Y a las cinco y cuarto pasaría la joven estudiante.

Bastante alta para sus dieciséis, un metro setenta y dos, cincuenta y siete kilos, morena, cabello ondulado y dedos largos. Cincurferencias en sus extremos, semi-circunferencias en su boca y almendras por mirada, nada de fosas y agujeros o ventanas.

La intención fue ir a esperar, pero llegó tarde y ahí estaba Martín esperándola a ella.

Martín causaba en las mujeres un deseo de ir a donde sea a esperarlo, como si hubiera sido un sueño cumplido o una ropa de oferta, pero irremediablemente sucedía. Con una, con la otra. Era tan fácil.

Y Lena era un pompón. Esterilizado, de algodón, empaquetado sin abrir, estaba para salir del botiquín y ya.

Lena, hermosa, niña de jueves a la tarde, viernes a la noche y sábados a la mañana.

Lena, lengua escandalosa, palabras filosas y manos fugaces.

Lena, miedosa, intrépida, adolescente de los dieciséis, ¿por qué fuiste a la plaza y llegaste a las seis menos diez?

-Porque me quedé charlando con unas amigas.

-Te estuve esperando.

-Lo sé, perdoname. ¿Vamos?

Fueron. En el parque no es preciso.

Lana era muy parecida a su amor de la secundaria, era tan parecida. El inconciente definitivamente funciona por mecanismos de asociaciones libres. Así lo veía Martín.

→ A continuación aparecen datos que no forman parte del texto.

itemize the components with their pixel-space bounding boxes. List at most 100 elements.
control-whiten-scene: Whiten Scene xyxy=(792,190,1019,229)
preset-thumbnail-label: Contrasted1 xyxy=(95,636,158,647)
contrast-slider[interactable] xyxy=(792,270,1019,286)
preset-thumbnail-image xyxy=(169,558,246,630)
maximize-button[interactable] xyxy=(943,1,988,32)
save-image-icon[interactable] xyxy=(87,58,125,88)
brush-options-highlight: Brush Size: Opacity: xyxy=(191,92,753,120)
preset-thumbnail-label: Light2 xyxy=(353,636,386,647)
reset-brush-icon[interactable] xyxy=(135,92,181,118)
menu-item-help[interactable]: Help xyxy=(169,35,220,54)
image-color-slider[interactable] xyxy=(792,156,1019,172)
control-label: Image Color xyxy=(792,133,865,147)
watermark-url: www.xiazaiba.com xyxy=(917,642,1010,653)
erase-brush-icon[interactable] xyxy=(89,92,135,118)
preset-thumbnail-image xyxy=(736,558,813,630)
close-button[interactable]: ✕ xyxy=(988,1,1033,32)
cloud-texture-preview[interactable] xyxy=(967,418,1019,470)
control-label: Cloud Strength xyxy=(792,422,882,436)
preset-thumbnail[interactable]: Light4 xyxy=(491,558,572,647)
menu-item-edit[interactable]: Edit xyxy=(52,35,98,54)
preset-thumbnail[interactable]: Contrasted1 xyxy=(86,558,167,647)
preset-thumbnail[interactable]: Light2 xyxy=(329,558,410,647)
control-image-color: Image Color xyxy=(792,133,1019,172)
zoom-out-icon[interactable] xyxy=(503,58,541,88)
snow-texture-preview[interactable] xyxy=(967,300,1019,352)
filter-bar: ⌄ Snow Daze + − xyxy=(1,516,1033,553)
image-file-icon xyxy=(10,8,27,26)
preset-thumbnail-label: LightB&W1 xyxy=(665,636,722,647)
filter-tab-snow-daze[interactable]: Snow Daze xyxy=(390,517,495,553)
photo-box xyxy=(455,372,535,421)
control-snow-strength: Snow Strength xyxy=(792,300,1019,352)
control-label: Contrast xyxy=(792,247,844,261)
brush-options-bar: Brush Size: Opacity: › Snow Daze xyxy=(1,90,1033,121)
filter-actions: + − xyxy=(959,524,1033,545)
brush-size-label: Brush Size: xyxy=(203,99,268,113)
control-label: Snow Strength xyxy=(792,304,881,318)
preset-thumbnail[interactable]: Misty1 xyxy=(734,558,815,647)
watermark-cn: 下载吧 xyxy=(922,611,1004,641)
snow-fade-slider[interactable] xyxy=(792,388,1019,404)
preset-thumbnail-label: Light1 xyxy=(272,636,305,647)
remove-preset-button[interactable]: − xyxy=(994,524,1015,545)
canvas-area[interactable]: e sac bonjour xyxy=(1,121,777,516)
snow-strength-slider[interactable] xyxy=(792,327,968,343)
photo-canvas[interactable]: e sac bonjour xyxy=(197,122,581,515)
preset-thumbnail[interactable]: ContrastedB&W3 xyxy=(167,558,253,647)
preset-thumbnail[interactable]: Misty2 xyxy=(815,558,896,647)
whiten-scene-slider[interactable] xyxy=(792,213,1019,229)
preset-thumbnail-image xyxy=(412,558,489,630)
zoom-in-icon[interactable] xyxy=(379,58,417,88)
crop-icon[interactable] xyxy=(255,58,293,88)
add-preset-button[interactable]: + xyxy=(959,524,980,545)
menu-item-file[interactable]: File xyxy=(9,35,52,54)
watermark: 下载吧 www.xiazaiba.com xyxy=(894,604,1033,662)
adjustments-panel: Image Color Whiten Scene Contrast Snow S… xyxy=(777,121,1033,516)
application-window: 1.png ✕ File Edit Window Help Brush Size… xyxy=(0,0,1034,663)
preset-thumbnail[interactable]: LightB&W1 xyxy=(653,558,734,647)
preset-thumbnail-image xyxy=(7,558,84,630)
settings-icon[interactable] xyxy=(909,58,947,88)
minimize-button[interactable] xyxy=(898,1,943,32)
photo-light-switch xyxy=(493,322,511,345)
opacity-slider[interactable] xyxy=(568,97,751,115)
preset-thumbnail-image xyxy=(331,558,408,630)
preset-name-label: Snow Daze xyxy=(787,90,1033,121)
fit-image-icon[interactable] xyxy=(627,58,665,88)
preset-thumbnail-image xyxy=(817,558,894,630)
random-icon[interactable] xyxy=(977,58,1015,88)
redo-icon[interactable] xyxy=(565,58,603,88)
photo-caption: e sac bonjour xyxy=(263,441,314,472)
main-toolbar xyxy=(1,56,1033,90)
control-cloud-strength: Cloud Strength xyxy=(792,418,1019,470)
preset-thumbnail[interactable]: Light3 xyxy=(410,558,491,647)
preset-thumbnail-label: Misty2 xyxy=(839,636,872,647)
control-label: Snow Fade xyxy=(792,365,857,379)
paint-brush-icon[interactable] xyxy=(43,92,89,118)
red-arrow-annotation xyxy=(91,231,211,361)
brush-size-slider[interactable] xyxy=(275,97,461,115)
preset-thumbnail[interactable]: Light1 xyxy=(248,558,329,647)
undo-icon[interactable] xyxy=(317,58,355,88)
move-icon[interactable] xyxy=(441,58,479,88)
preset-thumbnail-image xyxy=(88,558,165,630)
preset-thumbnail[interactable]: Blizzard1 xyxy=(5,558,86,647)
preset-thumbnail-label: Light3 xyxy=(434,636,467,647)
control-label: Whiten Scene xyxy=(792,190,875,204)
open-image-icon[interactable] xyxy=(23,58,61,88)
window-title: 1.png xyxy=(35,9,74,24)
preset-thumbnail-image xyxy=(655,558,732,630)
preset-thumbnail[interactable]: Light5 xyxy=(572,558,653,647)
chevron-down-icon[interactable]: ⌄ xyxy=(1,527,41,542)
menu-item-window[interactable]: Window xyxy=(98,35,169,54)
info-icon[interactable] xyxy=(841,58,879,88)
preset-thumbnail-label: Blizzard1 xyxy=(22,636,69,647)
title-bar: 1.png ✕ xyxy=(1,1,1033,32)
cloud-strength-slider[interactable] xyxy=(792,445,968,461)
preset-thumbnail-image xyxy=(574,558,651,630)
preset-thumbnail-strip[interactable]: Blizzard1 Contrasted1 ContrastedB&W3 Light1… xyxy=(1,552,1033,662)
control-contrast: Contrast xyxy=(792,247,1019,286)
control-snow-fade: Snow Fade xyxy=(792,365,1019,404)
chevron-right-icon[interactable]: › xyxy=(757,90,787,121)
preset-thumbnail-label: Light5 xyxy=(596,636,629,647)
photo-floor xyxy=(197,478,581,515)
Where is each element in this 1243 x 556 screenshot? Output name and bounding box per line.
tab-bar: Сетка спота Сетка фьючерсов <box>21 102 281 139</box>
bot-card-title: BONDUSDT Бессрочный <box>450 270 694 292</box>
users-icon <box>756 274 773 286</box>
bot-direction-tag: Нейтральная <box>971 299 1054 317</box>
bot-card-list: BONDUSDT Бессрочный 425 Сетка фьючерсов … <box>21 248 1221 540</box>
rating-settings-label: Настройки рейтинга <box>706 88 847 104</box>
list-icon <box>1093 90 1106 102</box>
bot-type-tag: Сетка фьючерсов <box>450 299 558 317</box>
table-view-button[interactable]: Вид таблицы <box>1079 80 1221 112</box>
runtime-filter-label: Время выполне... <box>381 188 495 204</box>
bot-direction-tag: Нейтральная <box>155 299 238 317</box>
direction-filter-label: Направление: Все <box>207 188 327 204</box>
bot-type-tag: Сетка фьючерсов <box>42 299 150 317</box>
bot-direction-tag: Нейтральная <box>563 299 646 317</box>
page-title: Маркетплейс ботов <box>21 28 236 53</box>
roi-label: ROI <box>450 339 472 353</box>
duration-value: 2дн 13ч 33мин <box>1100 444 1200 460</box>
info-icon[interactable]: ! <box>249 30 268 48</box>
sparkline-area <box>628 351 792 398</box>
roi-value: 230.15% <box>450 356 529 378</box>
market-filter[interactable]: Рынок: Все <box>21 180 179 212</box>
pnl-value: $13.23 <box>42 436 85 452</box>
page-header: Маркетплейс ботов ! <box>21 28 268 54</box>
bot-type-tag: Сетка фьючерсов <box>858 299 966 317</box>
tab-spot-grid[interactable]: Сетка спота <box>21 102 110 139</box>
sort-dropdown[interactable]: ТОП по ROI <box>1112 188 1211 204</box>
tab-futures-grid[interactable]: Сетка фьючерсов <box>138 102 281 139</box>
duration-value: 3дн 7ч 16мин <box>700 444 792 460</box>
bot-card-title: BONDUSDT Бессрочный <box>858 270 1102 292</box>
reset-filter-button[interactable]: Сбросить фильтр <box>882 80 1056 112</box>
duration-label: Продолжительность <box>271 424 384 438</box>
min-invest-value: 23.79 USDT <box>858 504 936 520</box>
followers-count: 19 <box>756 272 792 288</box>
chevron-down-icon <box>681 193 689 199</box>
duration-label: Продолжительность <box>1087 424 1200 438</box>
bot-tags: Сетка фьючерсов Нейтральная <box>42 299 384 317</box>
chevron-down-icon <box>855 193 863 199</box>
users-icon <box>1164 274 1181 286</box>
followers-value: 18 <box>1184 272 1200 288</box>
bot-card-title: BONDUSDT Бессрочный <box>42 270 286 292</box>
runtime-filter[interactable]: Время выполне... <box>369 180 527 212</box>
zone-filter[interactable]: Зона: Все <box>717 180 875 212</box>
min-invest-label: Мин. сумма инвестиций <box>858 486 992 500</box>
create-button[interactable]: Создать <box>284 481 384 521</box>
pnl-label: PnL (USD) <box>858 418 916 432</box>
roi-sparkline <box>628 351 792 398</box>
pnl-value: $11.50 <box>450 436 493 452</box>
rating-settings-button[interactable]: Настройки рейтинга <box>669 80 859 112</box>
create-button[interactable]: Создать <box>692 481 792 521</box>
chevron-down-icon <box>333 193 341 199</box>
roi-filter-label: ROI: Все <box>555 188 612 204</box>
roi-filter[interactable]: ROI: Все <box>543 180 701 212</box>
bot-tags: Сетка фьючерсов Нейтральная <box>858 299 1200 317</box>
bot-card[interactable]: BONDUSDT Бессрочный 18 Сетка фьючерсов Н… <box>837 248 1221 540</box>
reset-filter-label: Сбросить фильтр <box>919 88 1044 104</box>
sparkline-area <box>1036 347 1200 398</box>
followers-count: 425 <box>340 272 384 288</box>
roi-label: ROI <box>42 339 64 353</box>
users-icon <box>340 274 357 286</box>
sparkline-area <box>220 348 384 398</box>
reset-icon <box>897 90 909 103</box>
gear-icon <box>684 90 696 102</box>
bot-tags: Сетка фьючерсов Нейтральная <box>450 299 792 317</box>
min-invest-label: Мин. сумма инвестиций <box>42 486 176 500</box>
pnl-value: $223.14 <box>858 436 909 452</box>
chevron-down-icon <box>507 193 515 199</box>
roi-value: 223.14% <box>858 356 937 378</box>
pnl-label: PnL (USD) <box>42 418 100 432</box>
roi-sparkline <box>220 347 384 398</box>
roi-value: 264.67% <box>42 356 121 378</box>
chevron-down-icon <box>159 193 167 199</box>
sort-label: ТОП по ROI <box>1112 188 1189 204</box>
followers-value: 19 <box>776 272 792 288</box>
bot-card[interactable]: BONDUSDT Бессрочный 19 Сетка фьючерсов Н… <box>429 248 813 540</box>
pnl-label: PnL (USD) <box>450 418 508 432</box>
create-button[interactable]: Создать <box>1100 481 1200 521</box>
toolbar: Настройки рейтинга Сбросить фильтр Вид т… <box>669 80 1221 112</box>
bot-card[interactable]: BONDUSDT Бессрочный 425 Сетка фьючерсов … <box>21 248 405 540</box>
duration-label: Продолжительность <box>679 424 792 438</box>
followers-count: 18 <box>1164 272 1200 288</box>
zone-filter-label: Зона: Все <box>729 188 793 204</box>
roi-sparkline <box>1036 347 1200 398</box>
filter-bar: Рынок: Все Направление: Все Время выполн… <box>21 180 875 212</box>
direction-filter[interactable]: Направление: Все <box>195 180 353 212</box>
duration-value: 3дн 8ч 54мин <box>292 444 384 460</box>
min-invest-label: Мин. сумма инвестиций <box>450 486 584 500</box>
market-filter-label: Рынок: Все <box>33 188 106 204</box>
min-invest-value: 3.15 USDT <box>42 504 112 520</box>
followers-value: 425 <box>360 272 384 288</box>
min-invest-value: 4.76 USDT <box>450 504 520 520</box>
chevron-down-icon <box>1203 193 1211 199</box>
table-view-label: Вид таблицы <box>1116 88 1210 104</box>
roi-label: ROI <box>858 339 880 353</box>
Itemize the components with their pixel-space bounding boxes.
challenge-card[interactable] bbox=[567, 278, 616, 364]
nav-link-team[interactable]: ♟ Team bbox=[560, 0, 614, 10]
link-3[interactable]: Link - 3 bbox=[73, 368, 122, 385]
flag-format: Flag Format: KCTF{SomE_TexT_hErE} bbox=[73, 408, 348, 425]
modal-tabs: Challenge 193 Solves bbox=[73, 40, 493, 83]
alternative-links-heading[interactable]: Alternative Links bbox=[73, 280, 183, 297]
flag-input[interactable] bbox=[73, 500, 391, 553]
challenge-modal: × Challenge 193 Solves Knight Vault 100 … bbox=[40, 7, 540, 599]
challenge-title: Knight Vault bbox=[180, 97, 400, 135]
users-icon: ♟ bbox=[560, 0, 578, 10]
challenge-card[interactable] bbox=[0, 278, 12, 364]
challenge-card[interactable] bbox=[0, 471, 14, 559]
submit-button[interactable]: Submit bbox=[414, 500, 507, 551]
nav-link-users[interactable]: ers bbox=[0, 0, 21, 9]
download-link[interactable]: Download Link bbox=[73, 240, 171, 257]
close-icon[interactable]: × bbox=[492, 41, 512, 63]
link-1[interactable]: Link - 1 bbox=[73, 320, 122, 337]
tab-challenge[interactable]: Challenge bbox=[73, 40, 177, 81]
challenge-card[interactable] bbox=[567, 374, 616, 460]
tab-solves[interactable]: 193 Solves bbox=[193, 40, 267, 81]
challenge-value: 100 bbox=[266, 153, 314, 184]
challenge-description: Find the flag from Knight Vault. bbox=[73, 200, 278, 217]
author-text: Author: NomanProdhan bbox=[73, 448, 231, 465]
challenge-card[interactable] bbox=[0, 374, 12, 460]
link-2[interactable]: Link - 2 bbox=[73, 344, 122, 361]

“Haciendo caminos en el aire, en las paredes, sin dejar que el azar marque las pisadas, sin dejar que mi puñal se entierre en el suspiro.
Sólo para que tus dedos me recorran al compás del latir de mi sangre, de tus imperfecciones montañosas de cliff en el océano y volcán en la mente. Así las ilusiones se deshacen. Qué loca manía de mordeme los labios y tragarme deseos que Freud no comprende.”

Y en el auto rojo. ¿Qué sentía al subirse al auto de ese hombre adulto, mucho más mayor que ella, que usaba hasta cinturón y camisa adentro del pantalón?

¿Qué la llevó hasta la plaza si no fue un deseo de suplicar un amor que nunca llegaría? No le había dicho a nadie.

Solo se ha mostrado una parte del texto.